ArduPilot SITL speaks MAVLink over TCP (default port 5760). Browsers cannot connect to raw TCP sockets. The SITL tool bridges this gap:

```
ArduPilot SITL (TCP :5760)  ->  Bridge (Node.js)  ->  WebSocket :5760  ->  Browser
```

The bridge is a thin relay. It connects to SITL's TCP port, opens a WebSocket server, and forwards binary MAVLink frames in both directions. No parsing, no modification. What goes in comes out.

## Multi-Drone SITL

For multi-drone testing, pass `--drones N`. The tool launches multiple SITL instances, each with a unique system ID, and the bridge multiplexes all of them onto a single WebSocket port:

```bash theme={"theme":{"light":"github-light","dark":"github-dark"}}
# Three copters on one bridge
npx tsx src/index.ts --drones 3
```

In Mission Control, connect once to `ws://localhost:5760`. The GCS demultiplexes by system ID from the HEARTBEAT messages, and all three drones appear in the fleet sidebar.

## Testing Missions

SITL is ideal for testing missions before flying:

1. Plan a mission in the Plan tab.
2. Upload it to the SITL drone.
3. Switch to Auto mode.
4. Watch the simulated drone fly the mission.
5. Check the 3D simulation view for the flight path.

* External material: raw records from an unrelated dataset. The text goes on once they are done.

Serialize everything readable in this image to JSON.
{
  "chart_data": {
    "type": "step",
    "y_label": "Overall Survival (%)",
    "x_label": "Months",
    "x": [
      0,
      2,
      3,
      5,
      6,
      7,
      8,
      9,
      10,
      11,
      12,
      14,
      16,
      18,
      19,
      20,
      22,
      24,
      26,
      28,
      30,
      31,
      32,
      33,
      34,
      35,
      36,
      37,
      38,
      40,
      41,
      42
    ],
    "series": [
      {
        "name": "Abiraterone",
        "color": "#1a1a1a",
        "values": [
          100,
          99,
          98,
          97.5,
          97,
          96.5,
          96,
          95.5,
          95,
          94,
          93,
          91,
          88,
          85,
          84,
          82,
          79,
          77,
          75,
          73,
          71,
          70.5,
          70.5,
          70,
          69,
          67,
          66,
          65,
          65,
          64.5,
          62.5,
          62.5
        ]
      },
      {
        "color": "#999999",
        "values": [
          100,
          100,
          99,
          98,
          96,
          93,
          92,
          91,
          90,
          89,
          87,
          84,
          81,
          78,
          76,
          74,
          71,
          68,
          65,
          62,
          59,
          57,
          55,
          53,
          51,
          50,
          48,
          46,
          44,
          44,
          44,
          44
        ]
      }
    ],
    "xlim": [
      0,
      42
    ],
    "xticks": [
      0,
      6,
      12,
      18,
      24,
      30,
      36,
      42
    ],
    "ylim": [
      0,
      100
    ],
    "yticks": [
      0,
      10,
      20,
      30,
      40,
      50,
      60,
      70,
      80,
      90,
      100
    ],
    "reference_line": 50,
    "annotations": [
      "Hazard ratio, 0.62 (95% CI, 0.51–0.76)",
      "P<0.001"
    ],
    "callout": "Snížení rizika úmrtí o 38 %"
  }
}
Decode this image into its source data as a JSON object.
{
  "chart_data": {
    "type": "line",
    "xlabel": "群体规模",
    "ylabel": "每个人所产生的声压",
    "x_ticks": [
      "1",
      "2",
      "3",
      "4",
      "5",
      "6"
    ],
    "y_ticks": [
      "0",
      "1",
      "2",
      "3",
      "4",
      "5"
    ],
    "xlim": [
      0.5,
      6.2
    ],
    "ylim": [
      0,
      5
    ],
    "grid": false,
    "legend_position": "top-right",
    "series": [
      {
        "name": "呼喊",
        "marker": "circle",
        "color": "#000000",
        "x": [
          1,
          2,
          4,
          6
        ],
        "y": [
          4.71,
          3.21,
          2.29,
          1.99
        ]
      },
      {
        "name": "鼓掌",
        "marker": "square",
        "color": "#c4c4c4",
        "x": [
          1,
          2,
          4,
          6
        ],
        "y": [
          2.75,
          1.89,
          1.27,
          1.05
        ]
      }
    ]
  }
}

The physics engine simulates wind, battery discharge, and sensor noise, giving you a realistic preview of how the mission will execute.

## Testing Configuration

All configuration panels work with SITL:

* Read and write parameters
* Calibrate sensors (simulated sensor data)
* Configure failsafes and test triggers
* Set up geofences and test breach behavior
* Configure flight modes and switch between them

## Automated Testing

The SITL tool also serves as a backend for browser automation. A Playwright test can start a SITL instance, point the browser at the bridge, and exercise the full GCS workflow end to end: connect, read parameters, upload a mission, arm, take off, fly, and land. Because SITL runs the real autopilot, these runs catch protocol and timing issues that mock telemetry would hide.

## Troubleshooting

<AccordionGroup>
  <Accordion title="SITL not found">
    The tool looks for ArduPilot at `~/.ardupilot` by default. If you installed it elsewhere, point at it with the `--ardupilot` flag. Make sure you have built the correct vehicle type (`./waf copter`, `./waf plane`, etc.).
  </Accordion>

  <Accordion title="WebSocket connection refused">
    Check that the SITL tool is running and the port is not in use by another process. Run `lsof -i :5760` to check.
  </Accordion>

  <Accordion title="No telemetry after connecting">
    SITL may take a few seconds to initialize. Wait for the "APM: Ready to fly" message in the SITL output. If telemetry still does not appear, check that the TCP bridge connected successfully (look for "Connected to SITL" in the tool output).
  </Accordion>

  <Accordion title="Simulated drone crashes on takeoff">
    The default SITL configuration may have conservative parameters. Make sure GPS is locked (SITL simulates GPS fix after a few seconds). Try arming in Stabilize mode first, then switching to Loiter or Auto after takeoff.